Those opposed to the naming of Canberra's new Federal electorate after war correspondent and Australian War Memorial founder, Charles Bean, are shooting wide of the mark.
It is a dangerous practice to place a moratorium on honours for any of our 19th and early 20th century forbears who had the misfortune to have been "politically incorrect" by the standards of our time.
Edmund Barton, Billy Hughes, Alfred Deakin and John Curtin, like most politicians until the 1950s, were staunch champions of the "white Australia policy".
That hasn't stopped the nation from honouring them by naming Federal electorates in their memories.
To say Bean does not deserve the same purely on the basis of anti-semitic remarks that he subsequently regretted and made significant atonement for is double standards.
In the 1940s, at a time when public opinion was deeply divided on the matter, Bean supported the establishment of a safe refuge for the Jewish people in Australia.
He also conceded he had been wrong in opposing the promotion of Monash.
Charles Bean was, without doubt, one of the greatest Australians of his generation. He shared the hardships, and the dangers, of the diggers at Anzac Cove and on the Western front.
When asked by a dying soldier "will they remember me?" he left no stone unturned to ensure the answer was a resounding yes.
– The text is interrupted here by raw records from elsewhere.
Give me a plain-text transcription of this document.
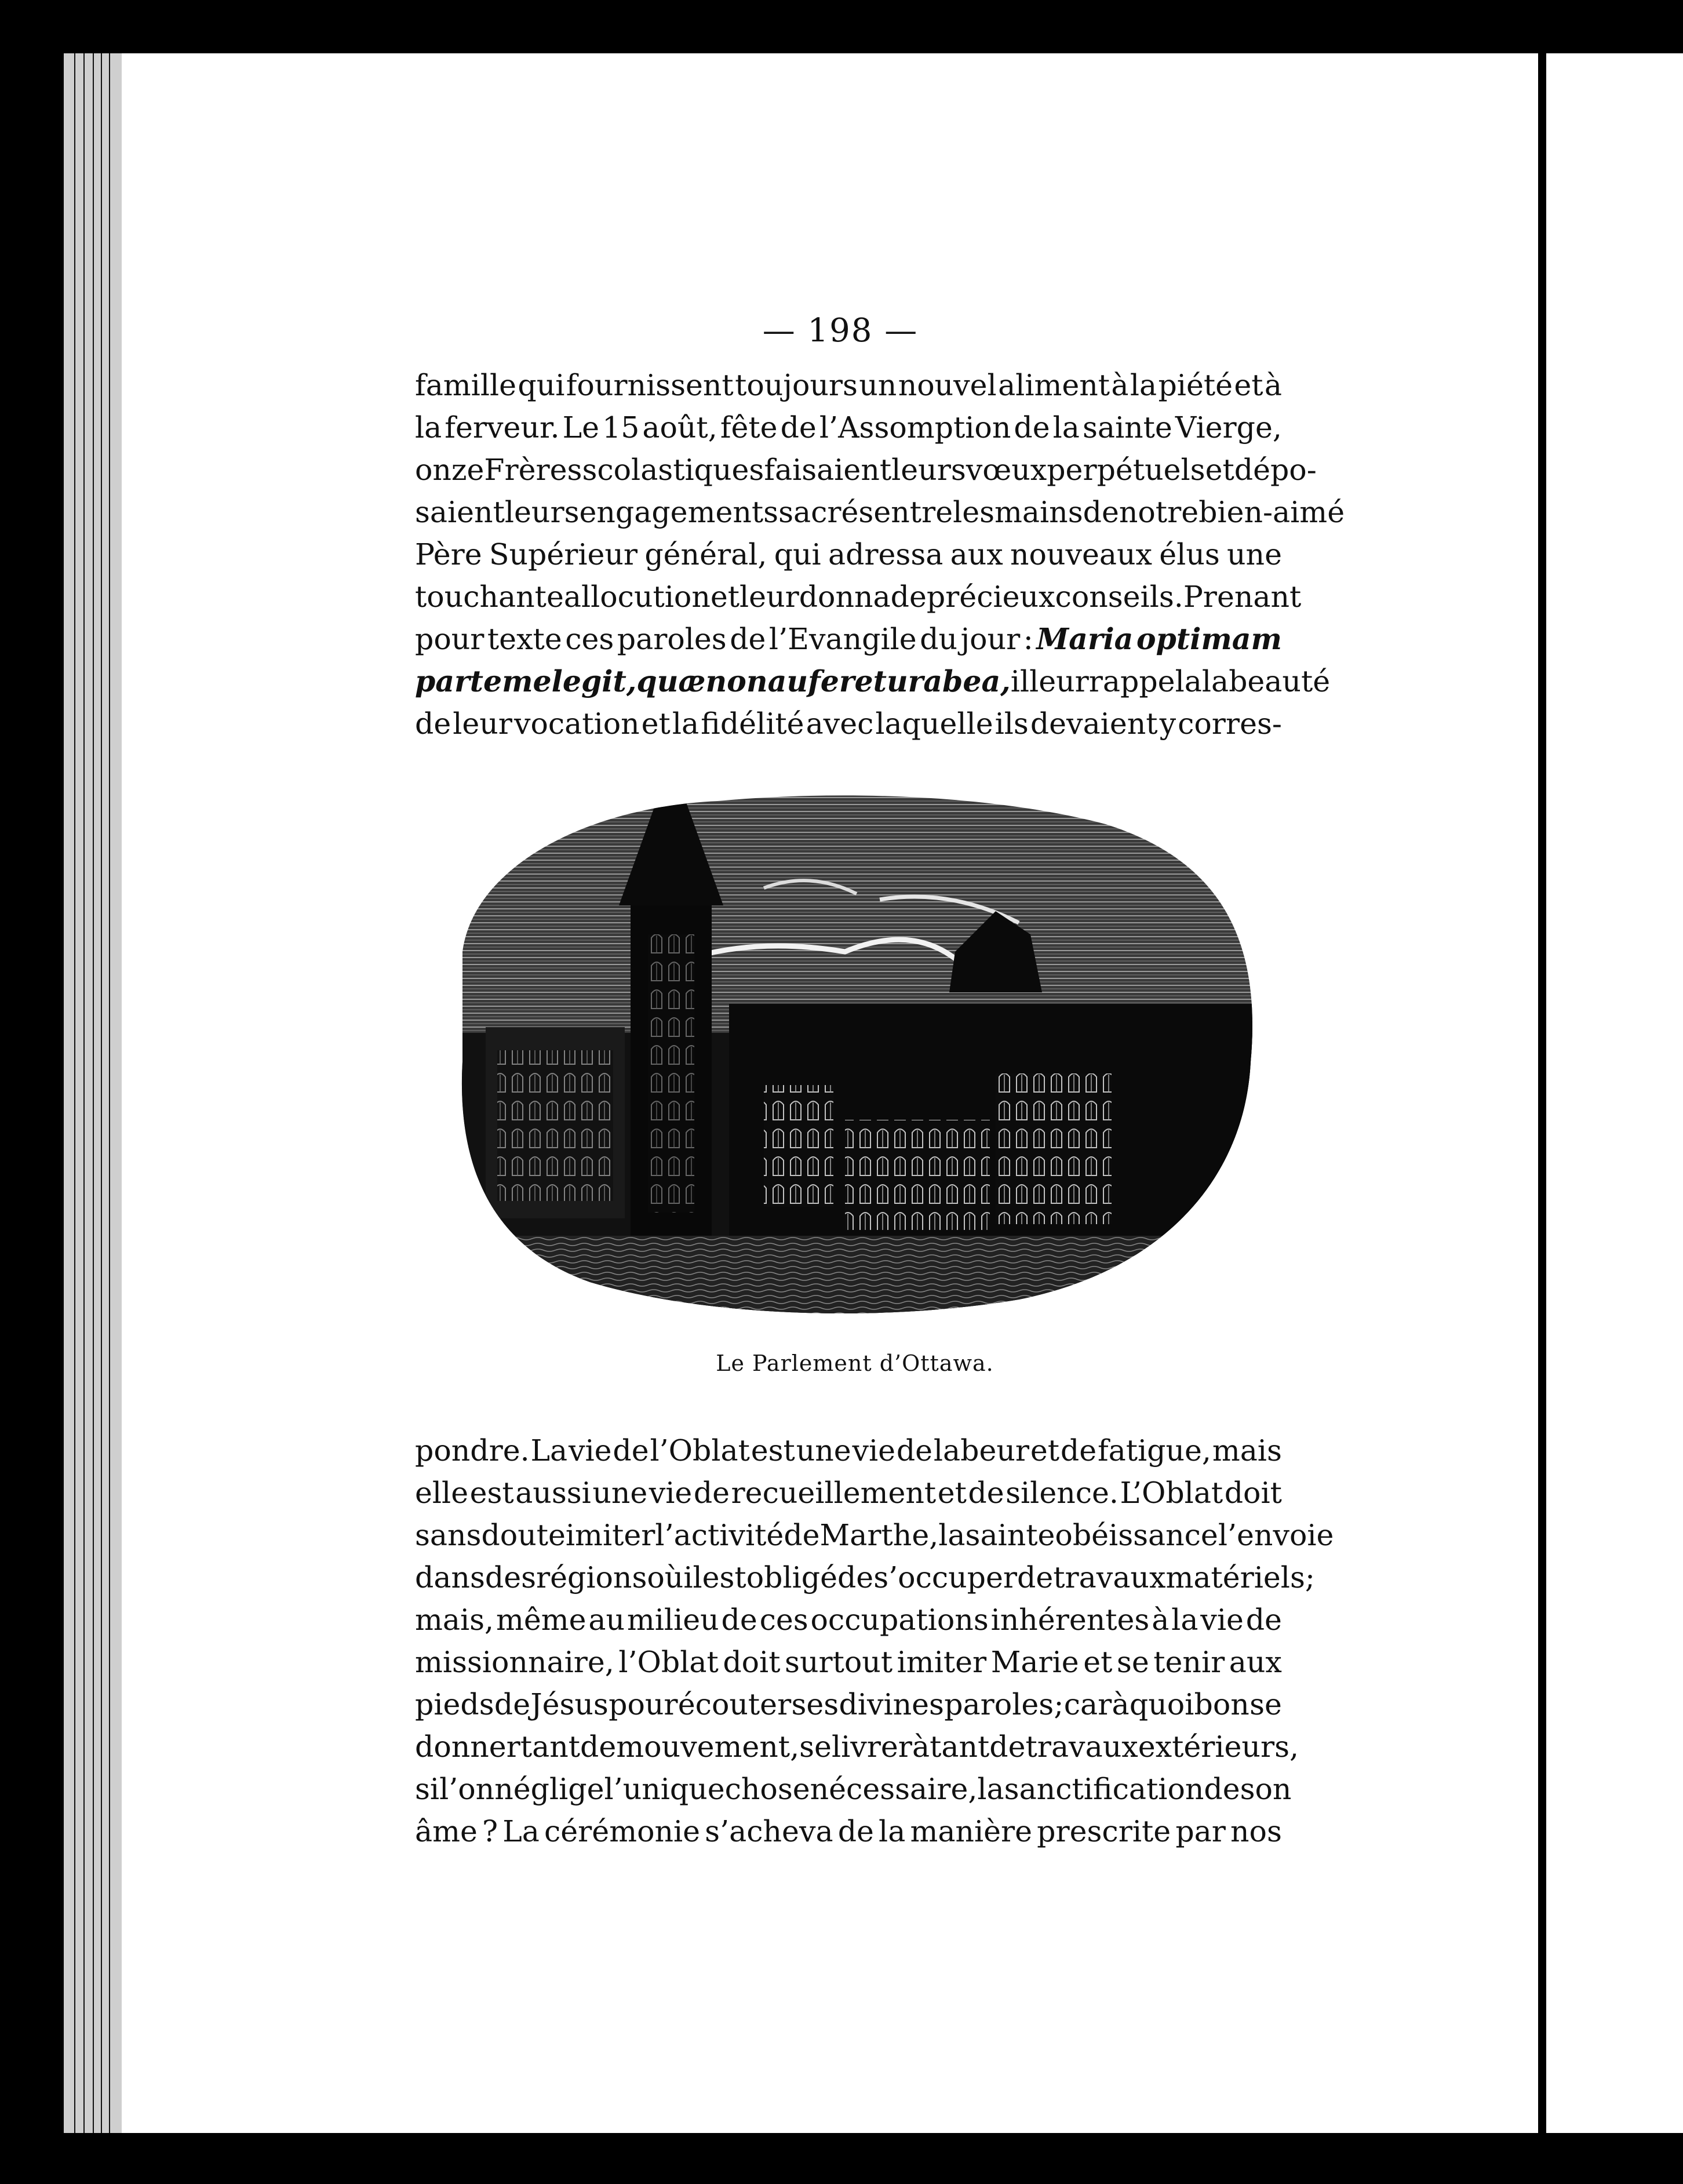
— 198 —
famille qui fournissent toujours un nouvel aliment à la piété et à
la ferveur. Le 15 août, fête de l’Assomption de la sainte Vierge,
onze Frères scolastiques faisaient leurs vœux perpétuels et dépo-
saient leurs engagements sacrés entre les mains de notre bien-aimé
Père Supérieur général, qui adressa aux nouveaux élus une
touchante allocution et leur donna de précieux conseils. Prenant
pour texte ces paroles de l’Evangile du jour : Maria optimam
partem elegit, quæ non auferetur ab ea, il leur rappela la beauté
de leur vocation et la fidélité avec laquelle ils devaient y corres-
Le Parlement d’Ottawa.
pondre. La vie de l’Oblat est une vie de labeur et de fatigue, mais
elle est aussi une vie de recueillement et de silence. L’Oblat doit
sans doute imiter l’activité de Marthe, la sainte obéissance l’envoie
dans des régions où il est obligé de s’occuper de travaux matériels ;
mais, même au milieu de ces occupations inhérentes à la vie de
missionnaire, l’Oblat doit surtout imiter Marie et se tenir aux
pieds de Jésus pour écouter ses divines paroles ; car à quoi bon se
donner tant de mouvement, se livrer à tant de travaux extérieurs,
si l’on néglige l’unique chose nécessaire, la sanctification de son
âme ? La cérémonie s’acheva de la manière prescrite par nos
Bean was scrupulously fair in his reporting and writing and, far from traducing Monash on the basis of his religion, if anything later overstated the Australian General's contribution to the war effort.
Bean's 12-volume official war history and his best-selling abridged account "Anzac to Amiens" are among the most influential books published in this country in the last 100 years.
They helped to define the character of the young nation and set down the facts behind the Anzac legend for all time.
The real irony is that if Bean was alive, and able to comment on whether or not the new electorate should be named in his honour, today the odds are he would be staunchly opposed.
The Bathurst-born scribbler who took a bullet through the leg at Sari Bair on August 6, 1915, and then refused medical evacuation because he felt it was more important to record the deeds of the troops, never wanted the commemoration of Australia's World War I sacrifice to be about him.
This is despite the fact he displayed genuine heroism at Gallipoli on May 8, 1915, rescuing a wounded soldier under fire during the second Battle of Krithia.
Bean felt his words were his monument and that the real heroes were the men he wrote about. When, many years after the war, he was offered a knighthood the journalist/historian turned it down.
The real issue is not Bean's fitness to be honoured in this way but rather why the Australian Electoral Commission feels now is an appropriate time to honour yet another dead, white, male.
It is a shame they did not consider this an opportunity to recognise the many women, recent immigrants or people of indigenous background who are equally worthy of such an honour.